Tonight I’m finishing up gathering supplies for the first day of what is always my most challenging, and most satisfying, school visit of the my teaching-artist season. I have been visiting schools in the Adirondacks for many years, but I have spent the most time in this one particular school. I get to work with nine grade levels, pre-K through 7th grade. I need to create nine completely different projects, which will go from beginning to completion over six days, spread out through the month of March.
In the interest of finishing up the details, and getting to bed (last night, daylight savings time kicked in, so getting up tomorrow morning will be a challenge) I am going to list the nine projects for the nine grade levels, then I’m going to try to write about them over the course of the month.
Here goes.
PreK: the teachers asked that we do a project with the students’ names. We’ll thread beads and cover weight papers on to shoelace-tipped yarn, write a letter on one side of the card, and a picture which starts with that letter on the back. See photo above,
Kindergarten: Accordion Book with pockets, a variation of structure in the picture below.

First Grade: A folding triptych about Alaska and an animal that lives in Alaska. Will include a pop-up, a pocket to hold research papers, and a poetry page. We’ll color the sky with Northern Lights.
Second Grade: A book that folds up like a valise, that has pockets within for a “passport,” a folding map, postcards, a boarding ticket, and little books with information about a country that the student is studying.
Third Grade: We’ll make a journal for the students to use however they want.
Fourth Grade: This is the class that will be making a Zero to One Fractions book that I’ve been writing about
Fifth Grade: I still have some planning to do on this project, but it will likely be a social studies based project made from units of an Origami Base, which opens and closes in a dynamic way.

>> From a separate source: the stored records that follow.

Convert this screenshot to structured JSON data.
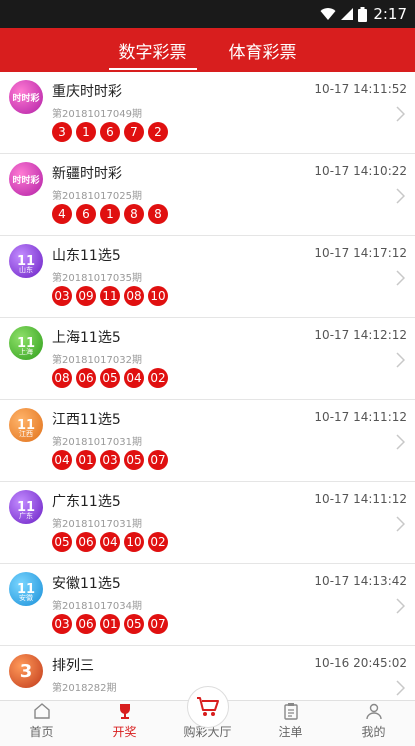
{
  "status_bar": {
    "time": "2:17"
  },
  "header": {
    "tabs": [
      {
        "label": "数字彩票"
      },
      {
        "label": "体育彩票"
      }
    ]
  },
  "colors": {
    "brand_red": "#d81e1e",
    "ball_red": "#e01010"
  },
  "lotteries": [
    {
      "name": "重庆时时彩",
      "issue": "第20181017049期",
      "time": "10-17 14:11:52",
      "numbers": [
        "3",
        "1",
        "6",
        "7",
        "2"
      ],
      "logo_text": "时时彩",
      "logo_sub": ""
    },
    {
      "name": "新疆时时彩",
      "issue": "第20181017025期",
      "time": "10-17 14:10:22",
      "numbers": [
        "4",
        "6",
        "1",
        "8",
        "8"
      ],
      "logo_text": "时时彩",
      "logo_sub": ""
    },
    {
      "name": "山东11选5",
      "issue": "第20181017035期",
      "time": "10-17 14:17:12",
      "numbers": [
        "03",
        "09",
        "11",
        "08",
        "10"
      ],
      "logo_text": "11",
      "logo_sub": "山东"
    },
    {
      "name": "上海11选5",
      "issue": "第20181017032期",
      "time": "10-17 14:12:12",
      "numbers": [
        "08",
        "06",
        "05",
        "04",
        "02"
      ],
      "logo_text": "11",
      "logo_sub": "上海"
    },
    {
      "name": "江西11选5",
      "issue": "第20181017031期",
      "time": "10-17 14:11:12",
      "numbers": [
        "04",
        "01",
        "03",
        "05",
        "07"
      ],
      "logo_text": "11",
      "logo_sub": "江西"
    },
    {
      "name": "广东11选5",
      "issue": "第20181017031期",
      "time": "10-17 14:11:12",
      "numbers": [
        "05",
        "06",
        "04",
        "10",
        "02"
      ],
      "logo_text": "11",
      "logo_sub": "广东"
    },
    {
      "name": "安徽11选5",
      "issue": "第20181017034期",
      "time": "10-17 14:13:42",
      "numbers": [
        "03",
        "06",
        "01",
        "05",
        "07"
      ],
      "logo_text": "11",
      "logo_sub": "安徽"
    },
    {
      "name": "排列三",
      "issue": "第2018282期",
      "time": "10-16 20:45:02",
      "numbers": [],
      "logo_text": "3",
      "logo_sub": ""
    }
  ],
  "tabbar": [
    {
      "label": "首页"
    },
    {
      "label": "开奖"
    },
    {
      "label": "购彩大厅"
    },
    {
      "label": "注单"
    },
    {
      "label": "我的"
    }
  ]
}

Sixth Grade: This group will use tabloid size papers, folded in half, and bound, in four separate sections, with large rubber bands. The students will use these with their English teacher, between now and the end of the year, as a memory catcher.
Seventh Grade: We’ll fold down and trim a large, 35″ x 23 ” paper into an 8.75″ x 5.75″ pamphlet, which students will sew, glue in to a hinge piece, add soft covers, and decorate. The book will go with them to their English class, for content to be added between now and the end of the school year.
I keep everything organized ( I hope) in a notebook that I can make in about five minutes, that looks like this.
Hopefully I will be posting all of these projects. But now it’s time to wrap things up for the night.
What an exciting month you have ahead! The kids in this school are so fortunate to have you teach them.